Here are some of the positives and negatives to the procedure:
To understand the pros and cons of the DIEP flap breast reconstruction procedure, it helps to have a general idea of what it entails. Instead of artificial implants, the doctor will use fat and skin from the patient's tummy to mold a new mound after the mastectomy has been performed. This is where the procedure gets its name. The deep inferior epigastric perforator artery in the belly area lends the name to the operation. The result doesn't give you a natural looking appearance right away. The doctor must also perform additional work to create an artificial nipple and surrounding areola.
There are numerous advantages to DIEP flap breast reconstruction, which leads many plastic surgeons to recommend it as a procedure for those who have been through a mastectomy.
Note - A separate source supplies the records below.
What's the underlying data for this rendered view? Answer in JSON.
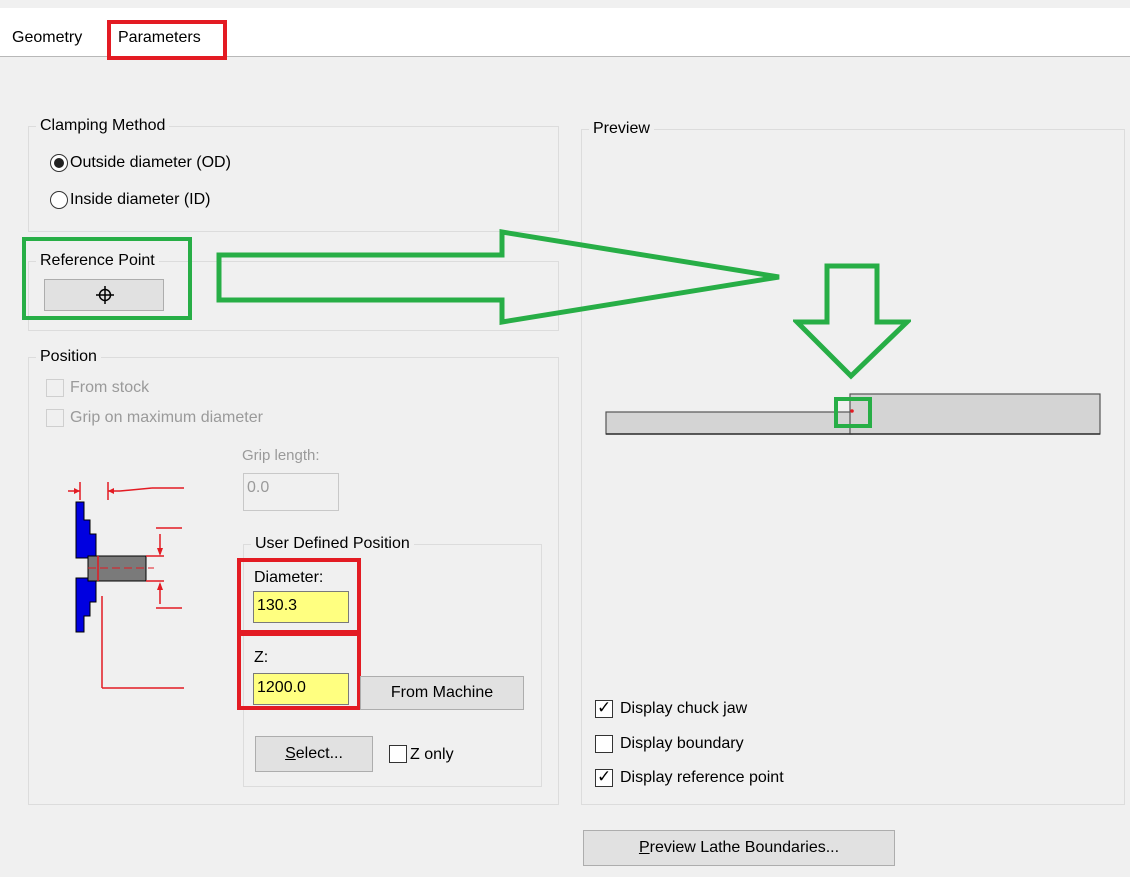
{
  "tabs": [
    {
      "label": "Geometry",
      "active": false
    },
    {
      "label": "Parameters",
      "active": true
    }
  ],
  "clamping": {
    "legend": "Clamping Method",
    "options": [
      "Outside diameter (OD)",
      "Inside diameter (ID)"
    ],
    "selected": "Outside diameter (OD)"
  },
  "reference_point": {
    "legend": "Reference Point",
    "button_icon": "crosshair-icon"
  },
  "position": {
    "legend": "Position",
    "from_stock": {
      "label": "From stock",
      "checked": false,
      "enabled": false
    },
    "grip_max": {
      "label": "Grip on maximum diameter",
      "checked": false,
      "enabled": false
    },
    "grip_length": {
      "label": "Grip length:",
      "value": "0.0",
      "enabled": false
    },
    "user_defined": {
      "legend": "User Defined Position",
      "diameter_label": "Diameter:",
      "diameter_value": "130.3",
      "z_label": "Z:",
      "z_value": "1200.0",
      "from_machine": "From Machine",
      "select_accel": "S",
      "select_rest": "elect...",
      "z_only": {
        "label": "Z only",
        "checked": false
      }
    }
  },
  "preview": {
    "legend": "Preview",
    "display_chuck_jaw": {
      "label": "Display chuck jaw",
      "checked": true
    },
    "display_boundary": {
      "label": "Display boundary",
      "checked": false
    },
    "display_reference_point": {
      "label": "Display reference point",
      "checked": true
    }
  },
  "preview_button": {
    "accel": "P",
    "rest": "review Lathe Boundaries..."
  },
  "colors": {
    "annotation_red": "#e31b23",
    "annotation_green": "#27ae46",
    "input_yellow": "#ffff80",
    "diagram_blue": "#1a1aff"
  }
}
Unlike similar procedures, no muscle is moved in the process, meaning recovery is faster and there is less pain involved. Because there is skin and fat taken from the belly, you are essentially getting a tummy tuck at the same time, which appeals to many women. Perhaps the best advantage to this procedure, however, is the extremely low failure rate. Estimates put it at less than 1 percent, which is good news for anyone who wants an operation they can count on.
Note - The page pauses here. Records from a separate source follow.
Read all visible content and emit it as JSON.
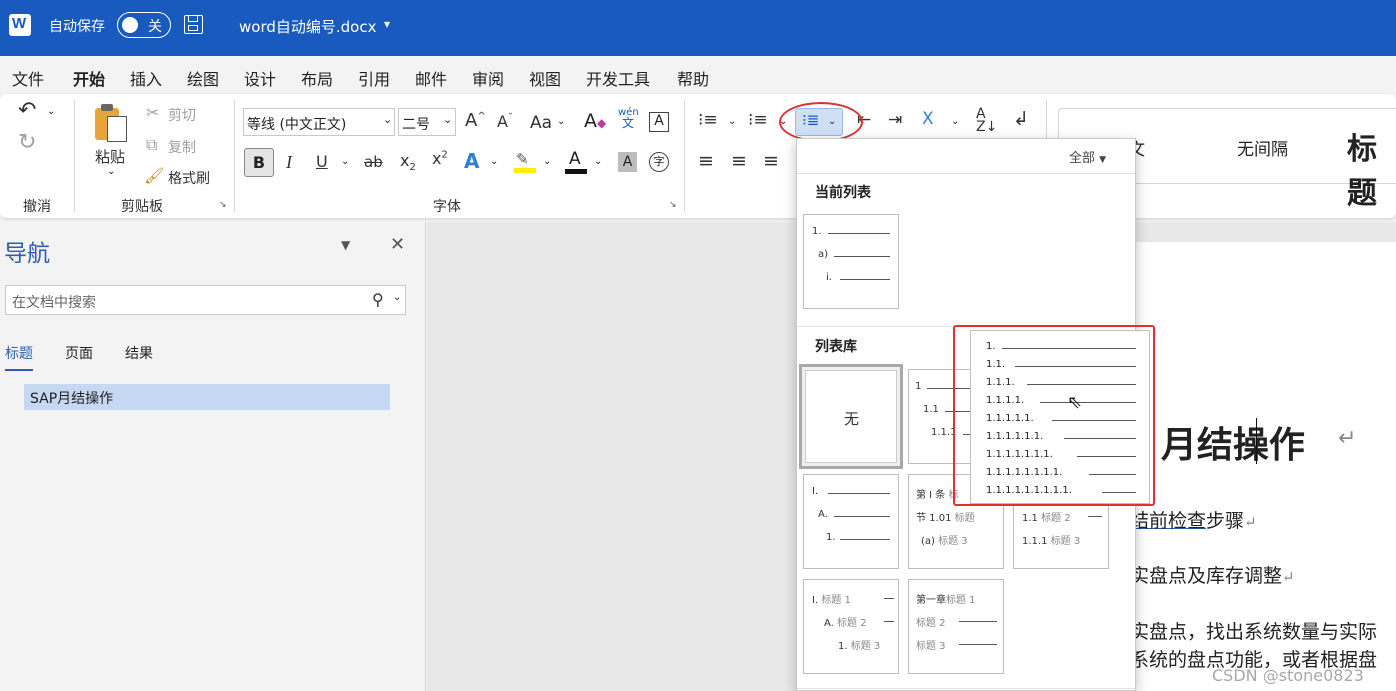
{
  "titlebar": {
    "autosave_label": "自动保存",
    "toggle_label": "关",
    "filename": "word自动编号.docx",
    "dropdown_glyph": "▾"
  },
  "menu": [
    "文件",
    "开始",
    "插入",
    "绘图",
    "设计",
    "布局",
    "引用",
    "邮件",
    "审阅",
    "视图",
    "开发工具",
    "帮助"
  ],
  "ribbon": {
    "groups": {
      "undo": "撤消",
      "clipboard": "剪贴板",
      "font": "字体"
    },
    "clipboard": {
      "paste": "粘贴",
      "cut": "剪切",
      "copy": "复制",
      "format_painter": "格式刷"
    },
    "font": {
      "name": "等线 (中文正文)",
      "size": "二号",
      "case": "Aa",
      "phonetic_top": "wén",
      "phonetic_bottom": "文"
    },
    "styles": {
      "normal": "正文",
      "no_spacing": "无间隔",
      "heading": "标题"
    }
  },
  "dropdown": {
    "filter": "全部",
    "current_list_header": "当前列表",
    "library_header": "列表库",
    "none_label": "无",
    "current_list": [
      "1.",
      "a)",
      "i."
    ],
    "library_item1": [
      "1",
      "1.1",
      "1.1.1"
    ],
    "library_item3": [
      "I.",
      "A.",
      "1."
    ],
    "library_item4": [
      {
        "prefix": "第 Ⅰ 条",
        "tag": "标"
      },
      {
        "prefix": "节 1.01",
        "tag": "标题"
      },
      {
        "prefix": "(a)",
        "tag": "标题 3"
      }
    ],
    "library_item5": [
      {
        "prefix": "1.1",
        "tag": "标题 2"
      },
      {
        "prefix": "1.1.1",
        "tag": "标题 3"
      }
    ],
    "library_item6": [
      {
        "prefix": "I.",
        "tag": "标题 1"
      },
      {
        "prefix": "A.",
        "tag": "标题 2"
      },
      {
        "prefix": "1.",
        "tag": "标题 3"
      }
    ],
    "library_item7": [
      {
        "prefix": "第一章",
        "tag": "标题 1"
      },
      {
        "prefix": "",
        "tag": "标题 2"
      },
      {
        "prefix": "",
        "tag": "标题 3"
      }
    ],
    "highlighted_levels": [
      "1.",
      "1.1.",
      "1.1.1.",
      "1.1.1.1.",
      "1.1.1.1.1.",
      "1.1.1.1.1.1.",
      "1.1.1.1.1.1.1.",
      "1.1.1.1.1.1.1.1.",
      "1.1.1.1.1.1.1.1.1."
    ]
  },
  "nav": {
    "title": "导航",
    "search_placeholder": "在文档中搜索",
    "tabs": [
      "标题",
      "页面",
      "结果"
    ],
    "headings": [
      "SAP月结操作"
    ]
  },
  "document": {
    "title": "P 月结操作",
    "line1_link": "结前检查",
    "line1_rest": "步骤",
    "line2": "实盘点及库存调整",
    "line3": "实盘点，找出系统数量与实际",
    "line4": "系统的盘点功能，或者根据盘",
    "para_mark": "↵"
  },
  "watermark": "CSDN @stone0823",
  "colors": {
    "titlebar": "#185abd",
    "highlight": "#e03030",
    "nav_selected": "#c7d9f2"
  }
}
There is no plastic surgery procedure that doesn't come without some negatives. While you shouldn't dwell on every little story about something that could go wrong, it is equally irresponsible to go into a procedure without your eyes open. First, the DIEP flap breast reconstruction operation takes longer than, say, TRAM surgery. Second, because there are two surgical sites, there will be twice the scarring, though a good surgeon will hide these as effectively as possible. Finally, there are risks as there are with any surgery, which you should discuss thoroughly with your doctor.